Он подождал, пока указанный офицер поравнялся с ним, затем, приблизившись к нему, почтительно снял свой жирный и грязный колпак и с изысканной вежливостью сказал незнакомцу:
-- Одно слово, пожалуйста, сеньор кабальеро!
-- Что вам угодно? -- ответил всадник сдержанным голосом.
-- Дать важный совет вашей милости.
-- Говорите, сеньор Муньос! -- ласково отозвался всадник.
-- Ваша милость знает меня? -- удивился трактирщик.
-- Caray! Знаю ли я вас! -- засмеялся всадник. -- Посмотрите-ка на меня хорошенько! -- добавил он, наклоняясь с седла.
-- Дон Порфирио Сандос! Новый губернатор Соноры! -- вскричал трактирщик в изумлении. -- Valgame Dios! Возможно ли это?
-- Как видите, Муньос, но говорите скорее, я тороплюсь!
-- Ваша милость направляется, конечно, в Охо-де-Агуа?
-- Точно так, хозяин, а так как мне предстоит еще проехать четыре мили, то вы понимаете, некогда терять время...
-- Сегодня ночью ваше сиятельство не поедете на асиенду! -- решительно сказал трактирщик.
-- Как так! кто же это может помешать мне?
-- Я, ваше сиятельство! Умоляю, выслушайте меня, а там уж сами решайте, стоит ли вам так спешить.
-- Значит; вы хотите сообщить мне нечто важное?
-- Очень важное, ваше сиятельство! Ваша милость знает, как я предан и что на меня можно положиться.

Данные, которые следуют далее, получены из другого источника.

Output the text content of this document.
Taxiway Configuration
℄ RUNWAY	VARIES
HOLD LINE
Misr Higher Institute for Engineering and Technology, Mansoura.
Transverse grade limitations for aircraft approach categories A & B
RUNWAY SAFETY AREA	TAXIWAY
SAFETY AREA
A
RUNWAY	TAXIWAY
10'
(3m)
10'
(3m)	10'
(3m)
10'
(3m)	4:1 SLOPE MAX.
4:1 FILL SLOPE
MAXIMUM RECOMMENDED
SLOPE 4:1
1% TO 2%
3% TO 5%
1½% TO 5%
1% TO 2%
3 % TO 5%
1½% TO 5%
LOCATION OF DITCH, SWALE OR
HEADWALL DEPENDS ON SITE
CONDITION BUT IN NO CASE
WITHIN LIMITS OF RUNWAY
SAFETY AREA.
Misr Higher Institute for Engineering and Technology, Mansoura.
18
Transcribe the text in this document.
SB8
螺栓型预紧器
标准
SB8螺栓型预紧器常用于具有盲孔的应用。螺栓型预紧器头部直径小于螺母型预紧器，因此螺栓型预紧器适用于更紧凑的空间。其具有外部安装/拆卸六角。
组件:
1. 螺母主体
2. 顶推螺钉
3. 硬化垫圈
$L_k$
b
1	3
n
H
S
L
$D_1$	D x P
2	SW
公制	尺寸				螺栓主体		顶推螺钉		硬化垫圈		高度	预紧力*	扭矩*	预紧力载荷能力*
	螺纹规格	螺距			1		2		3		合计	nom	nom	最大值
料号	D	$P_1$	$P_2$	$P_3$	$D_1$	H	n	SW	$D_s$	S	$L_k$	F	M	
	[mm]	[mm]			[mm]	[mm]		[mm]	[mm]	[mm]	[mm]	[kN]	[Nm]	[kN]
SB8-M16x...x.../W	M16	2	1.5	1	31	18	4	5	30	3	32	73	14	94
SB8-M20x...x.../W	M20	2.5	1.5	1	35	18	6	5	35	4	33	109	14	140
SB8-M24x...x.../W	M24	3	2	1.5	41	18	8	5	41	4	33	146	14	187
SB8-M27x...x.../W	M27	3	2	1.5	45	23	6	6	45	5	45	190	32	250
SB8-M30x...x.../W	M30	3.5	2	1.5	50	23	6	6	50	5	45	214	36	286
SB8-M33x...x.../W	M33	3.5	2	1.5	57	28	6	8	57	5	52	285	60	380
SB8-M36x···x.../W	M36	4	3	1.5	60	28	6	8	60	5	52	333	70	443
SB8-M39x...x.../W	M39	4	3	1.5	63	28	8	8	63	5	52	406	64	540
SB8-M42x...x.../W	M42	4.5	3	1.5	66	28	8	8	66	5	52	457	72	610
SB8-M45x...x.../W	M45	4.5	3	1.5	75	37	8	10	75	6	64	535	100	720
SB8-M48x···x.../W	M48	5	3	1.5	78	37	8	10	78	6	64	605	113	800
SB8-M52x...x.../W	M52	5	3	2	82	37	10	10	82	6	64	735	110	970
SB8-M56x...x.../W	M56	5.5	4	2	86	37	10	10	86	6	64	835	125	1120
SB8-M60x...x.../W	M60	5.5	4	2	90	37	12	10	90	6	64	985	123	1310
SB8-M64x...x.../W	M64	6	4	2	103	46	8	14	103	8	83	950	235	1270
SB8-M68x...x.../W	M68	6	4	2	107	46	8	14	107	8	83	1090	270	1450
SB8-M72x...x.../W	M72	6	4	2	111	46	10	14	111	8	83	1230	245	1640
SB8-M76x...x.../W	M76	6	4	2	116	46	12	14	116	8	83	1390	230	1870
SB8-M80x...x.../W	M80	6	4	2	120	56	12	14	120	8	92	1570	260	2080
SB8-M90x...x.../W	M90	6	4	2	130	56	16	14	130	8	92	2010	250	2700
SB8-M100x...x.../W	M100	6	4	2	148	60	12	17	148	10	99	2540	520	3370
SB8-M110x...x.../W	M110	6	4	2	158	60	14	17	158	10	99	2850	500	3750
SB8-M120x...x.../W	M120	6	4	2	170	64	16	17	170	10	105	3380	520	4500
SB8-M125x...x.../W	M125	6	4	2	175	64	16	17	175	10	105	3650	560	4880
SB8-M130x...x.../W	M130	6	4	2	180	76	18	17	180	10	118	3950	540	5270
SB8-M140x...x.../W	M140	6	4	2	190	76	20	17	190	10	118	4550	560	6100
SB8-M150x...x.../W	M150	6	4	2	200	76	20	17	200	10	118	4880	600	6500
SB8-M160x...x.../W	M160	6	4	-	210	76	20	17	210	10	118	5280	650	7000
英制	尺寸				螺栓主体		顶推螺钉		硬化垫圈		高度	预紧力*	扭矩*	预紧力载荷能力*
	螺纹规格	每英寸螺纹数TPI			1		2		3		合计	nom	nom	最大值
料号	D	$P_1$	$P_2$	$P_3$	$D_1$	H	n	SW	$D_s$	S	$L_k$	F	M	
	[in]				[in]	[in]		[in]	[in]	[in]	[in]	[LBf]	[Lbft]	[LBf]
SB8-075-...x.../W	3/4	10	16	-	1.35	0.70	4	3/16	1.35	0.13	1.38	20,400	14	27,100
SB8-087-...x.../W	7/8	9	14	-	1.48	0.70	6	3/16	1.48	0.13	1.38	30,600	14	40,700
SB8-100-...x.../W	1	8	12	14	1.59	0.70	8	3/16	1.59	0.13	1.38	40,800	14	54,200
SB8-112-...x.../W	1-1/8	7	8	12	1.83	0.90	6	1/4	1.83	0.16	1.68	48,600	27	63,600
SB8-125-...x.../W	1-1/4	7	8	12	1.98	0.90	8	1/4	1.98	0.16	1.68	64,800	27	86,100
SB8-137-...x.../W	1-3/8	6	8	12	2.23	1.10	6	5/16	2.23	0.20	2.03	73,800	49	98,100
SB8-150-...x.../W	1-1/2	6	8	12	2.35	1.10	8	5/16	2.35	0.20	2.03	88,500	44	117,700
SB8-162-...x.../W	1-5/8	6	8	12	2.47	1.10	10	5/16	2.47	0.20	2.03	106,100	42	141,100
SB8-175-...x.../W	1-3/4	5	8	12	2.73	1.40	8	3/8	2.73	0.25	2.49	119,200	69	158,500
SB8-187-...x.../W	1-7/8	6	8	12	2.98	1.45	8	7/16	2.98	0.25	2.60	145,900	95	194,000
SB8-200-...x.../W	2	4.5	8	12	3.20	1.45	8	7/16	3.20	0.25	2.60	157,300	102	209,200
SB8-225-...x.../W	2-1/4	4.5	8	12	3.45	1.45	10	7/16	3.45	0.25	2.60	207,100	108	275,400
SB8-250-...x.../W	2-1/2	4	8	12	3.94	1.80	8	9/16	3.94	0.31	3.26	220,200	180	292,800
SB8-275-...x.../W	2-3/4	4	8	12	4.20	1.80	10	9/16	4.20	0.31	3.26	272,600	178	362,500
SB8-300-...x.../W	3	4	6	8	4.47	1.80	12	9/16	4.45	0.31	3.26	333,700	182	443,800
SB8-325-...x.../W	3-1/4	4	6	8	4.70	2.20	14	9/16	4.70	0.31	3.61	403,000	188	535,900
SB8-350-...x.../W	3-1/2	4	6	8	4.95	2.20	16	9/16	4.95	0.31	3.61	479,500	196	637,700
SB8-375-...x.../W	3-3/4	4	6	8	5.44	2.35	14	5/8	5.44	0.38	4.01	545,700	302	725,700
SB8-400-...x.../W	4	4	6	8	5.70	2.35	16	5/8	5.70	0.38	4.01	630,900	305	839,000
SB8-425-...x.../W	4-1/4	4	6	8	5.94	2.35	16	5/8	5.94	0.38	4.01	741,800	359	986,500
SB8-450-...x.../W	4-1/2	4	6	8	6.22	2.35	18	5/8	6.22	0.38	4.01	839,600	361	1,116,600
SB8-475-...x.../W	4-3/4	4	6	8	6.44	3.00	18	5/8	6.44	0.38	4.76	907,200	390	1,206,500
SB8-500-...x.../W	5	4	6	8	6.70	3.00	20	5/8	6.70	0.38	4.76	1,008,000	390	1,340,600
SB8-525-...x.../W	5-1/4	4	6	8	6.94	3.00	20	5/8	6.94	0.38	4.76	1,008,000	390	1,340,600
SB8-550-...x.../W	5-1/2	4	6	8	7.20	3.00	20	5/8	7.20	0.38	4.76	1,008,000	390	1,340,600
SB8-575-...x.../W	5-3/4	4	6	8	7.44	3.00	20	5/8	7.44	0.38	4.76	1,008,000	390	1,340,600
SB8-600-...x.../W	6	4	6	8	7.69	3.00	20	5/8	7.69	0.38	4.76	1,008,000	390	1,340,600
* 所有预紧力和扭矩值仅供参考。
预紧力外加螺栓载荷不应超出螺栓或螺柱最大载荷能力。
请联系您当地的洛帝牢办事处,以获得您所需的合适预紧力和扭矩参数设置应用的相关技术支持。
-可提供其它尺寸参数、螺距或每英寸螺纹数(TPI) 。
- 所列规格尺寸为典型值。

-- Конечно, Муньос, вы говорите правду, только... Трактирщик наклонился к нему и проговорил чуть слышным голосом:
-- У меня к вам письмо от Твердой Руки.
-- О-о! -- произнес дон Порфирио, задумавшись. -- Это требует размышления. Не найдется ли в вашем доме места, чтобы поместить двух дам и прислугу? -- громко спросил он.
-- Найдется, ваша милость! Хотя они и не найдут у меня удобств своей асиенды, но ночь скоро пройдет.
-- Совершенно верно; так пойдем же все, Муньос, прошу вас!
Дон Порфирио возвратился назад медленным шагом и, обратившись к одному из всадников, сказал:
-- Кастор, предупредите, пожалуйста, капитана дона Диего Леона, что мы останемся на ночь в этом пресидио. Мы расположимся на этой площади, затем ваши охотники устроят здесь бивуак.
Кастор был уже пожилой человек, но очень деятельный. Его энергичное лицо дышало прямотой и храбростью; в то же время было видно, что он очень умен. Он был канадским охотником и более тридцати лет колесил пустыню по всем направлениям; ему были известны самые тайные уголки ее.
-- Слушаю, сеньор, -- ответил он, -- разве есть какие-нибудь новости?
-- Я еще ничего положительного не знаю, но что-то боюсь. Во всяком случае, капитан, примите предосторожности, и, главное, позаботьтесь, чтобы мы были в открытом месте.
-- Положитесь на меня, сеньор, и будьте спокойны!
-- Благодарю вас!
Тогда дон Порфирио приблизился к дамам и, поклонившись им, сказал:
-- Сеньоры, не будете ли вы столь любезны дойти до этой гостиницы, где все приготовлено, чтобы принять вас?
-- Разве мы здесь ночуем? -- спросила более пожилая из них.
--Да, дорогая Энкарнасьон! Я рассудил, что мы еще очень далеко от асиенды, куда не доберемся раньше полуночи, а с дамами такое путешествие ночью очень затруднительно, так лучше переночевать эту ночь в пресидио.
-- Татита керида (дорогой отец), -- сказала, смеясь, младшая из дам, -- хотя вы очень ловкий дипломат, но нас вам не обмануть; мы видели, как вы разговаривали с незнакомцем.
-- Извини, дитя мое, это был хозяин того дома, в котором вы с матерью проведете эту ночь. Он объявил мне, что ваши апартаменты готовы.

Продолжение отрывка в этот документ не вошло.